I proceeded to be super awkward and weird while I looked around his studio. Man, it was very “shop” ish. I smelled all these strong smells that were turning me off and trying to make sense of it all. We talked for awhile on his dilapidated couch in a dusty dirty studio with him trying to make sense of my standoffishness.
Then he suggested we go to the beach. And I told myself, why not, I drove all the way up here, maybe a swim will do me good. I can always go home after.
He took me to a beach that was filled with seaweed and was pretty janky, but the water was warm enough to swim and the second I saw him in his swimsuit and watched him dive in the ocean, I was reminded of where we came from, Laguna, and how we both grew up, and how we both love the ocean. I started feeling attracted to him again. His back hair didn’t even seem that big of a deal anymore.
We got out and went back to his shop where I took a shower and changed in the communal showers.

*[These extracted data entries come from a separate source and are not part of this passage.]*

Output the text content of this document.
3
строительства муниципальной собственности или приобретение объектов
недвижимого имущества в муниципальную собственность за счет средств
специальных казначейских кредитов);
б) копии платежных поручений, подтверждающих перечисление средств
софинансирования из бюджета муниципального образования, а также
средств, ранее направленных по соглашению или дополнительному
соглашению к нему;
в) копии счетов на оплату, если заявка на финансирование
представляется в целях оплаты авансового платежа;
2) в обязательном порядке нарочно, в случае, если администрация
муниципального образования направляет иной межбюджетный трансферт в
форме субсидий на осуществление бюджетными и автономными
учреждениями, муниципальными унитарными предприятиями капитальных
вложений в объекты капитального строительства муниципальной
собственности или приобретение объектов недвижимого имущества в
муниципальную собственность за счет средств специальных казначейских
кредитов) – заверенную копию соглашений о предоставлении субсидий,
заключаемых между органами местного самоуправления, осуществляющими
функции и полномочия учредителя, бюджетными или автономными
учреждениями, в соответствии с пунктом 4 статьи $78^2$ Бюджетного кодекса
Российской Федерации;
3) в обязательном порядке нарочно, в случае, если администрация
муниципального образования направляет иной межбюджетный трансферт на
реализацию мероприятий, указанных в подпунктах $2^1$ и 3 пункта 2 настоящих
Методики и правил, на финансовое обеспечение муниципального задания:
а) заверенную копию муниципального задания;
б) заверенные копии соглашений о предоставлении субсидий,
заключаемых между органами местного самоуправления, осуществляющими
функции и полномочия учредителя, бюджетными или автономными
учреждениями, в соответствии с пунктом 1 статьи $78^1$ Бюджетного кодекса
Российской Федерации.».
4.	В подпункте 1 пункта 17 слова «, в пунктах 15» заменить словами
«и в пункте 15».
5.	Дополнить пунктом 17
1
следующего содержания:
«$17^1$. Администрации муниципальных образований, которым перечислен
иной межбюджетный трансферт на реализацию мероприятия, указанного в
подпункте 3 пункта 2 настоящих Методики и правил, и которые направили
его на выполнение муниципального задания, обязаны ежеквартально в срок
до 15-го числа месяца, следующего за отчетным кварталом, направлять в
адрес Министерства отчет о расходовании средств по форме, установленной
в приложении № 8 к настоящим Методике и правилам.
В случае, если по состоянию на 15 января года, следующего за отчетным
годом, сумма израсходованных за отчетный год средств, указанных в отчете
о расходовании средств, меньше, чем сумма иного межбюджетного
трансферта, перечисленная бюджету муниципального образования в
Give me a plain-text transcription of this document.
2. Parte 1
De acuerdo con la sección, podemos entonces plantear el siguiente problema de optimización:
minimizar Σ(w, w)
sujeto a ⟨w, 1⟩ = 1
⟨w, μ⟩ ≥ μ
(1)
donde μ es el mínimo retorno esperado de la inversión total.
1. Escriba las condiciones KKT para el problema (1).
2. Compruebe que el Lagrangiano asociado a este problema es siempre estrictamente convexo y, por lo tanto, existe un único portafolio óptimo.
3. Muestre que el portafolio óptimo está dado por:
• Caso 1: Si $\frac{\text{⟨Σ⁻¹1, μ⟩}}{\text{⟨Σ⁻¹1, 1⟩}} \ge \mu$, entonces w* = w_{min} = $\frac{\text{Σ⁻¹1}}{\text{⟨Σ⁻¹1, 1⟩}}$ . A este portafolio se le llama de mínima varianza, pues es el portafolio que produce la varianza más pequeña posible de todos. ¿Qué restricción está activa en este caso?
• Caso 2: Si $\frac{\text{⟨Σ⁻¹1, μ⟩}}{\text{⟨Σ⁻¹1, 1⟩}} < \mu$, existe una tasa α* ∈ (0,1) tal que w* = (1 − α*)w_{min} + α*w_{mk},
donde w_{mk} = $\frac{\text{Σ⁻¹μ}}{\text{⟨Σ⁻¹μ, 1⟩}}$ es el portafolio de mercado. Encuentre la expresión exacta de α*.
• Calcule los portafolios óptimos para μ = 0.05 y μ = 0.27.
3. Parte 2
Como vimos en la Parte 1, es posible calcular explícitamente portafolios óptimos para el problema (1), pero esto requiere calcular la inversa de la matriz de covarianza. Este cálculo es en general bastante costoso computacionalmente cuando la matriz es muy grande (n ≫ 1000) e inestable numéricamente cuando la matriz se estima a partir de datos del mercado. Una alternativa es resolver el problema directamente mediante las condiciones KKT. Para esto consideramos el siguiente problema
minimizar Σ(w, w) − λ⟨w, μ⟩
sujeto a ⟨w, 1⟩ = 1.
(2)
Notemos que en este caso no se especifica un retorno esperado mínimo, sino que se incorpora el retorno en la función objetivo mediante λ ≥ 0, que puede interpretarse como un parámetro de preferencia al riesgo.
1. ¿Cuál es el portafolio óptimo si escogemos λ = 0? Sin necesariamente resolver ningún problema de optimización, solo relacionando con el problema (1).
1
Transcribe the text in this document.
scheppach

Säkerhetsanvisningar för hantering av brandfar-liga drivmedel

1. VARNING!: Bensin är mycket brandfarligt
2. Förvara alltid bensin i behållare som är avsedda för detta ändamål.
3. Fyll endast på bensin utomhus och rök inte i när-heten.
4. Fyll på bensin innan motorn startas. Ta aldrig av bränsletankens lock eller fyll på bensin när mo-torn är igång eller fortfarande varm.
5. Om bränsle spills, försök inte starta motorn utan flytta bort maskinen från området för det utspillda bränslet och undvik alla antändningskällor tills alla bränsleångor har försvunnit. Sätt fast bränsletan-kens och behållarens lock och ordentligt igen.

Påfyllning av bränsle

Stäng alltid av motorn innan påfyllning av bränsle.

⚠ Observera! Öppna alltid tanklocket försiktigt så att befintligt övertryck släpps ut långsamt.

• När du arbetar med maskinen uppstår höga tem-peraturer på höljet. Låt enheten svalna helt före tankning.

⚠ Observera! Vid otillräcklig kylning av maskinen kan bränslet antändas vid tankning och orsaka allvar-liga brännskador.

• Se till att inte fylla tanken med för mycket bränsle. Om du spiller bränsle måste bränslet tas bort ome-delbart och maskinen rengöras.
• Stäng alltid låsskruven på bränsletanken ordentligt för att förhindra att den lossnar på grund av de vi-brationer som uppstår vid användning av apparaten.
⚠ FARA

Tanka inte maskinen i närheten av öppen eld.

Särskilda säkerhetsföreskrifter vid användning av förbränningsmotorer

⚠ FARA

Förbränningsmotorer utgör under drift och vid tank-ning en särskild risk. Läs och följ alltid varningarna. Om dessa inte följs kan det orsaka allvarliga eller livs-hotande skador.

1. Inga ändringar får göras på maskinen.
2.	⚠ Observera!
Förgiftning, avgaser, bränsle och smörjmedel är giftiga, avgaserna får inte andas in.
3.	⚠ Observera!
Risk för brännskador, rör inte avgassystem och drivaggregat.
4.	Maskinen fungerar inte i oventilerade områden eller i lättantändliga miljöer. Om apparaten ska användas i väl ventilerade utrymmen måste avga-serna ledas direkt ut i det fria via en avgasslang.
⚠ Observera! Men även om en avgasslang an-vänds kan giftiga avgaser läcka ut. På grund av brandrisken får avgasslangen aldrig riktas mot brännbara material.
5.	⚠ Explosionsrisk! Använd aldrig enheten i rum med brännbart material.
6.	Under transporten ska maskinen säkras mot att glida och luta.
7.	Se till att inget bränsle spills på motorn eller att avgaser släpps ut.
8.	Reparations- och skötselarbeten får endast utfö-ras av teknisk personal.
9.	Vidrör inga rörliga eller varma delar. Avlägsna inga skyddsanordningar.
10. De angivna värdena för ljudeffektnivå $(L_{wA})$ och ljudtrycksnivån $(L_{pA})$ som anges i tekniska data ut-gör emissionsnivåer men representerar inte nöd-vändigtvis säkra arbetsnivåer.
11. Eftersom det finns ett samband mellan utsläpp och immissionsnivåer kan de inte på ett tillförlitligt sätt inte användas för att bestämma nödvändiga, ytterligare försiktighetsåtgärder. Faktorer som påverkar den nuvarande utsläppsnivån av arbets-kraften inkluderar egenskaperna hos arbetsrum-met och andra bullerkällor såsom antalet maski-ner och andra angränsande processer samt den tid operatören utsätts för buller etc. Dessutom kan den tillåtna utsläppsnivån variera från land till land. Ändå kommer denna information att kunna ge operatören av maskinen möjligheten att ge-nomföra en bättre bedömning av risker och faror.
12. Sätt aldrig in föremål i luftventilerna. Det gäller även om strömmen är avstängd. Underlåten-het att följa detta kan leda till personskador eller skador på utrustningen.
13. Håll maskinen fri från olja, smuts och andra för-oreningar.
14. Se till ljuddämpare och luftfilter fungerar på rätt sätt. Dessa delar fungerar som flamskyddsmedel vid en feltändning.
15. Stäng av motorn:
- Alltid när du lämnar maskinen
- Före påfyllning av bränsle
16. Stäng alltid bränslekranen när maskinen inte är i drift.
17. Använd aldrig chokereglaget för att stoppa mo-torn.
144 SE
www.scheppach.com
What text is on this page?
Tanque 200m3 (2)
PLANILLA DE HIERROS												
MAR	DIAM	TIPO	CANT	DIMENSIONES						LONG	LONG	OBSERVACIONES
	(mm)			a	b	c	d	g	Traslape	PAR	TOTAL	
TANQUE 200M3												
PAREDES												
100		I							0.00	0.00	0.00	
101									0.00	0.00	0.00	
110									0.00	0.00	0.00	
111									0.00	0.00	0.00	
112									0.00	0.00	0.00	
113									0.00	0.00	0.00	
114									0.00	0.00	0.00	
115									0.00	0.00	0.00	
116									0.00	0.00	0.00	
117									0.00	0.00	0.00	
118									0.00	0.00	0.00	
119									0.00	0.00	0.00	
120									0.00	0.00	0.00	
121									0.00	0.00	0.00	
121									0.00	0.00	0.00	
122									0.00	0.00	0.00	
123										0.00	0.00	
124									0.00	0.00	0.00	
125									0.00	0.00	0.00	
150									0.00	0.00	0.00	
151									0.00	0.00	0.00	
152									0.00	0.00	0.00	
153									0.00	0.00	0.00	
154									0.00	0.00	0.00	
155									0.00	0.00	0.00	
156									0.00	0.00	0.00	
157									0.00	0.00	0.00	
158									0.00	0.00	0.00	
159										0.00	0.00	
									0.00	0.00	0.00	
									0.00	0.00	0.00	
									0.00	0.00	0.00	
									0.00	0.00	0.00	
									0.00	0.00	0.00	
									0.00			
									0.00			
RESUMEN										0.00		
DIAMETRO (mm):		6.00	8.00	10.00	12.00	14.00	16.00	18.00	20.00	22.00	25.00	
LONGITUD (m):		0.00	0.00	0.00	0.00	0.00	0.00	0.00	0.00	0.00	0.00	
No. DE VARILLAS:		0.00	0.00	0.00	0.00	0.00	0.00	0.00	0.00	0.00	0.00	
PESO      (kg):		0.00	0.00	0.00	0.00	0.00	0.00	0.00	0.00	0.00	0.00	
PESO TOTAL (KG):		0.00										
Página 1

He asked if I wanted to see his land; the dome. I did. He said he would drive. I said I wanted to drive too. He did not like that. I was not sure I would stay. I went anyways. He could not find the grill to his tiny one person barbeque, so we searched his 13 acres. The land was sparse but beautiful.He made do with some steel piping that he laid across the fire. I compulsively ate too much to hide my anxiety. My stomach hurt. It was like camping. Sort of. His dome, once I could get to it across the rickety unfinished deck was warm and inviting for having no electricity or running water.
Once inside the dome, we smoked pot, we laughed, and we made out on his couch. I melted into him. Then we had sex all night. More like fucking. I lost count. Ten times or more. It was unreal. It felt good. He felt good. I still could not sleep. It was so quiet up there on his land. Peeing outside. I did not leave after all. But in the morning, I needed to go. Immediately. I left by 6am.
I felt as though I was escaping something as I rushed down the empty highway home.